Every text constructs a reader for itself. (You, my friend!) Whenever writers write, it is with the assumption that they are addressing others who do not know what they are explaining. Each time a narrator “recounts facts which he knows perfectly well,” writes Barthes, we find “a sign of the reading act, for there would not be much sense in the narrator giving himself information” (“An Introduction” 260).
Let’s test this assertion by considering a couple of potential exceptions. How about a note to self, like “Don’t forget to call Dad on Father’s Day”? Wouldn’t that be a “narrator giving himself information”? Actually, I would be writing to a future me who may have forgotten, therefore, a constructed reader who does not know.
Even when someone writes exclusively for himself, he envisions a reader. The recluse Henry Darger wrote the longest novel of all time, an astounding 15,143 pages: In the Realms of the Unreal. The massive manuscript was discovered in his apartment after he died, along with thousands of drawings, paintings and collages, including panoramas that were eight feet long. Darger, who lived alone and had no friends, did not intend to share the book. Nor is there any indication he hoped it would be discovered after his death, for the range and volume of material make it unpublishable. He wrote it, drew it and painted it for a phantom reader.
Take this line near the beginning of his magnum opus, which sets up the central conflict: “The assassination of the child labor rebel Annie Aronburg . . . was the most shocking child murder ever caused by the Glandelinian Government.” Why would the narrator need to give himself such information about the cause of the great war, the seriousness of the crime, or the background of Annie Aronburg? Clearly, the narrator is speaking to someone, although Darger could never have imagined it would be you. (Watch Jessica Yu’s stunning documentary In the Realms of the Unreal  to learn more about Darger and his book.)

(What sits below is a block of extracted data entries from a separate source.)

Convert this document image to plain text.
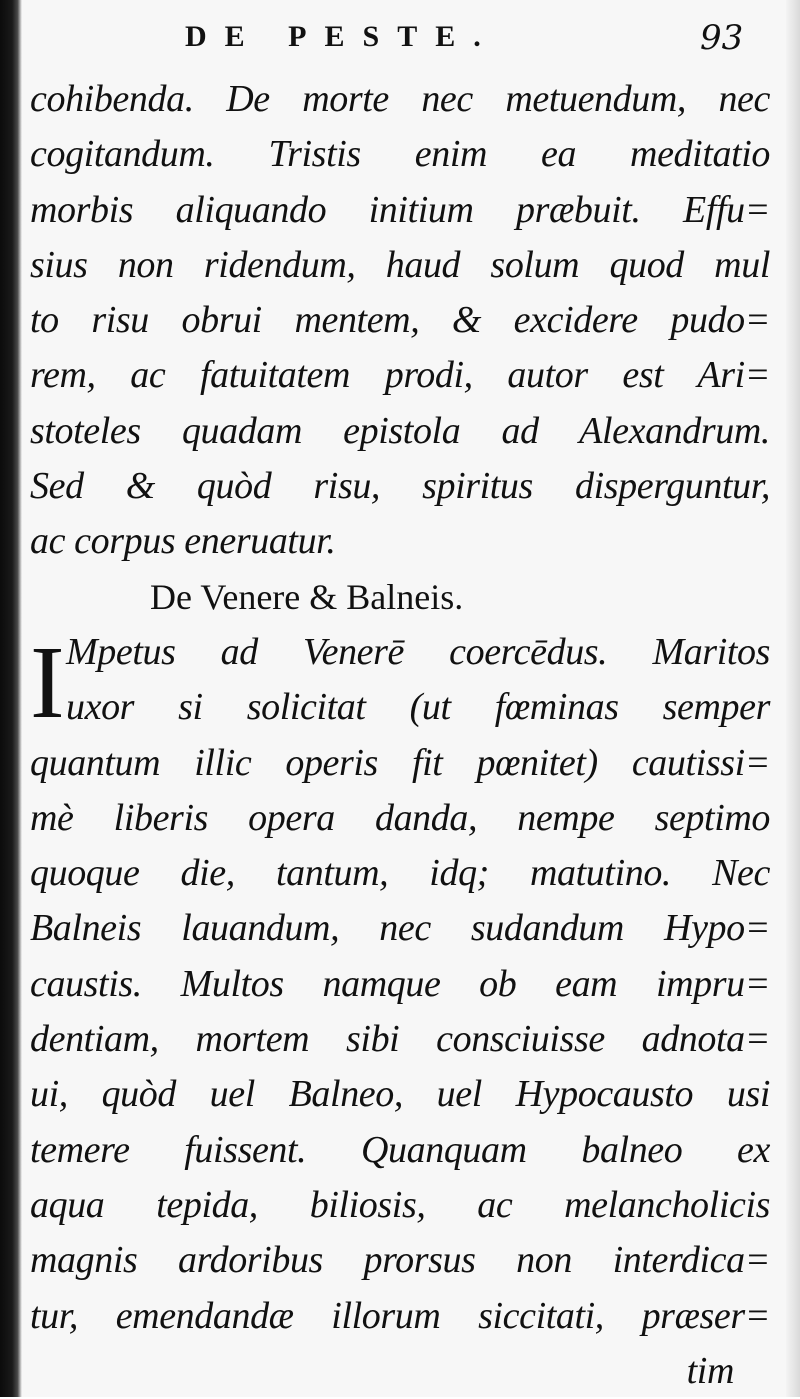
DE PESTE.	93
cohibenda. De morte nec metuendum, nec
cogitandum. Tristis enim ea meditatio
morbis aliquando initium præbuit. Effu=
sius non ridendum, haud solum quod mul
to risu obrui mentem, & excidere pudo=
rem, ac fatuitatem prodi, autor est Ari=
stoteles quadam epistola ad Alexandrum.
Sed & quòd risu, spiritus disperguntur,
ac corpus eneruatur.
De Venere & Balneis.
I Mpetus ad Venerē coercēdus. Maritos
uxor si solicitat (ut fœminas semper
quantum illic operis fit pœnitet) cautissi=
mè liberis opera danda, nempe septimo
quoque die, tantum, idq; matutino. Nec
Balneis lauandum, nec sudandum Hypo=
caustis. Multos namque ob eam impru=
dentiam, mortem sibi consciuisse adnota=
ui, quòd uel Balneo, uel Hypocausto usi
temere fuissent. Quanquam balneo ex
aqua tepida, biliosis, ac melancholicis
magnis ardoribus prorsus non interdica=
tur, emendandæ illorum siccitati, præser=
tim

Whenever a text is directed toward a reader, that reader is necessarily a fiction, someone less than an entire being. When you send a text message, you are writing a “friend,” a “daughter,” a “drinking buddy,” or a “boss.” When a businesswoman writes an email, she is not addressing a whole being, but a person performing a particular role, such as “the marketing director.” Currently, I am writing to certain facets of certain people I think might read Narrative Madness. I create fictional versions of acquaintances and invent strangers. I animate you all and try to imagine how you would respond. (What? I haven’t always guessed what you wanted to say? Well, speak a little louder!)
As you read a text, you sense the part it is asking you to play. A mystery novel, for instance, would like you to be an attentive reader, carefully considering clues, but it does not want you to solve the mystery too soon. That would kill the suspense. This book would like you to be a skeptical but ultimately enthusiastic reader. When confronted with your role, you may play along or resist. You may even do both. Whatever you choose, you are assuming a role as reader and that role is never your whole self. It is a fiction.

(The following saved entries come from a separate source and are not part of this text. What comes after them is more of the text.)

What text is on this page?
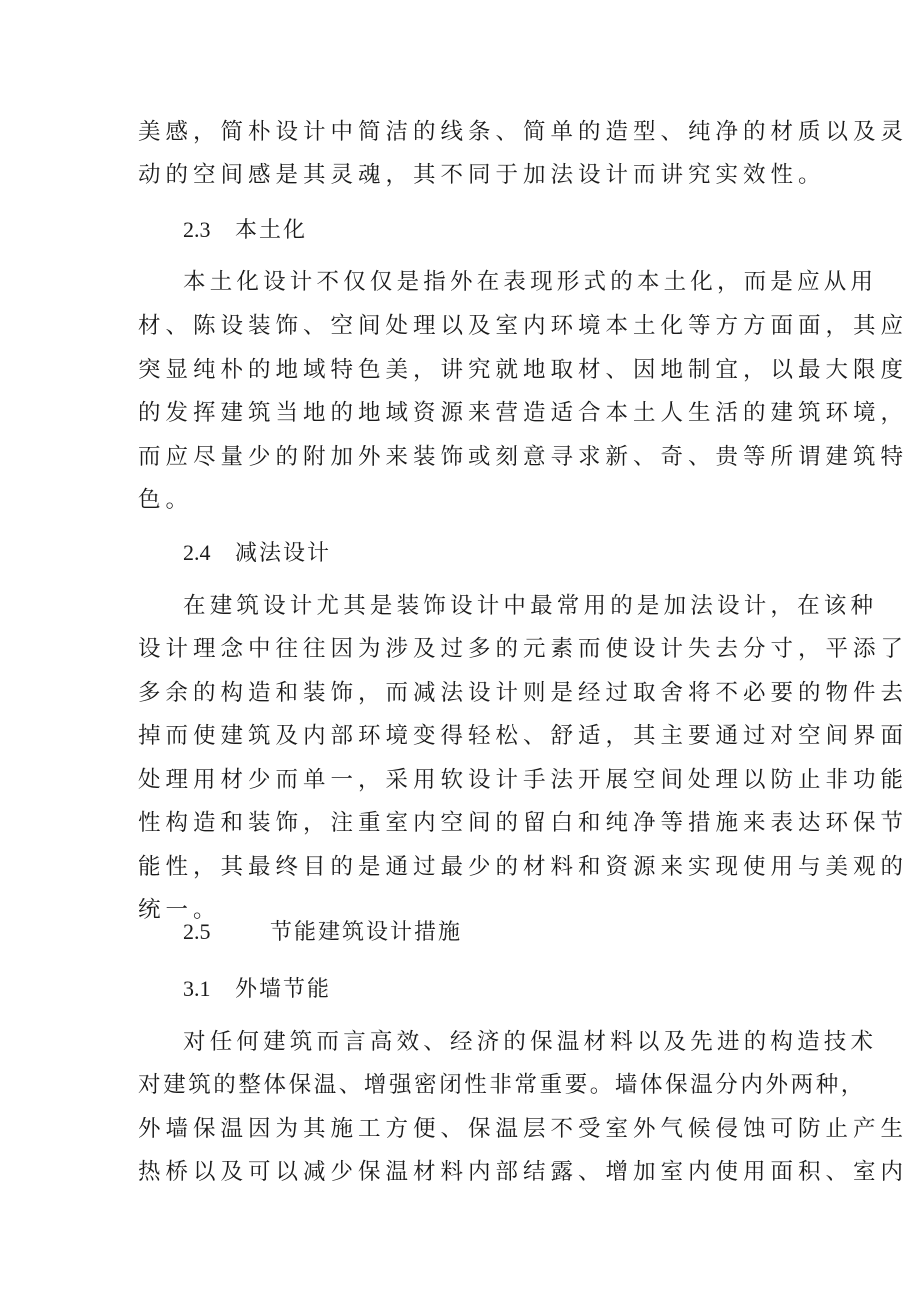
美感，简朴设计中简洁的线条、简单的造型、纯净的材质以及灵
动的空间感是其灵魂，其不同于加法设计而讲究实效性。
2.3 本土化
本土化设计不仅仅是指外在表现形式的本土化，而是应从用
材、陈设装饰、空间处理以及室内环境本土化等方方面面，其应
突显纯朴的地域特色美，讲究就地取材、因地制宜，以最大限度
的发挥建筑当地的地域资源来营造适合本土人生活的建筑环境，
而应尽量少的附加外来装饰或刻意寻求新、奇、贵等所谓建筑特
色。
2.4 减法设计
在建筑设计尤其是装饰设计中最常用的是加法设计，在该种
设计理念中往往因为涉及过多的元素而使设计失去分寸，平添了
多余的构造和装饰，而减法设计则是经过取舍将不必要的物件去
掉而使建筑及内部环境变得轻松、舒适，其主要通过对空间界面
处理用材少而单一，采用软设计手法开展空间处理以防止非功能
性构造和装饰，注重室内空间的留白和纯净等措施来表达环保节
能性，其最终目的是通过最少的材料和资源来实现使用与美观的
统一。
2.5	节能建筑设计措施
3.1 外墙节能
对任何建筑而言高效、经济的保温材料以及先进的构造技术
对建筑的整体保温、增强密闭性非常重要。墙体保温分内外两种，
外墙保温因为其施工方便、保温层不受室外气候侵蚀可防止产生
热桥以及可以减少保温材料内部结露、增加室内使用面积、室内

The clearest illustration I can come up with is as a viewer of film. Although I love the movie Vertigo (1958), I think the director Alfred Hitchcock took a misstep when he shifted the limited point of view away from the main character, Scottie. (If you haven’t seen the movie, skip this paragraph.) For several minutes, viewers get another character’s perspective and memories, confirming that this unemployed actress from Kansas, Judy, had indeed pretended to be Madeleine, the haunted socialite. If Hitchcock had not shown us these flashbacks, we would have gone on wondering, along with Scottie, if Judy and Madeleine were the same person. As it is, the mystery drains out of the film.

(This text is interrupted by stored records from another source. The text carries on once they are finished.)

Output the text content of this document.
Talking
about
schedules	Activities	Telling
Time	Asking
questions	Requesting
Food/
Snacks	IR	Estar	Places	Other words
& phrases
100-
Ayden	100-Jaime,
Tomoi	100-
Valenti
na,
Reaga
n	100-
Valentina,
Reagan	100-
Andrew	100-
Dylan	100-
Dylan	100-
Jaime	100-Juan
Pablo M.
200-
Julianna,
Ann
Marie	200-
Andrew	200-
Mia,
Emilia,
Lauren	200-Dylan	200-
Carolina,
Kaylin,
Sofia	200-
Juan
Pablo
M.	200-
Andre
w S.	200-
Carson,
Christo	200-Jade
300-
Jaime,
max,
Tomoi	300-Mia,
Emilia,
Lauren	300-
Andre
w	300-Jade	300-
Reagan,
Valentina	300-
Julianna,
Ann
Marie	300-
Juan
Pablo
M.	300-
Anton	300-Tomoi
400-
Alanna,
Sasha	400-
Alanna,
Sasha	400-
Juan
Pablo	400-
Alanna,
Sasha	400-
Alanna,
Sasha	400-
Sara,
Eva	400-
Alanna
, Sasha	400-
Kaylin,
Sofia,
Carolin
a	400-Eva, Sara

I understand that Hitchcock did this deliberately to turn the viewer’s attention to the psychology of the characters, but I watch Hitchcock primarily for the suspense. So when I rewatched the film recently, I cut out that scene, fast forwarding over it with my eyes closed. As I did so, I realized I was inventing a character for myself: a viewer who had not seen the movie and knew nothing about the deleted scene. As I watched, I was also playing the part of the knowing viewer who recognizes clues and reinterprets scenes with foreknowledge of the denouement. Somehow I was able effortlessly to juggle both these roles and others, such as an avid Hitchcock fan and a critical viewer.
Barthes, Roland, and Lionel Duisit. “An Introduction to the Structural Analysis of Narrative.” New Literary History 6.2 (1975): 237 – 272. JSTOR. PDF.
Vertigo. Dir. Alfred Hitchcock. Paramount Pictures, 1958. DVD.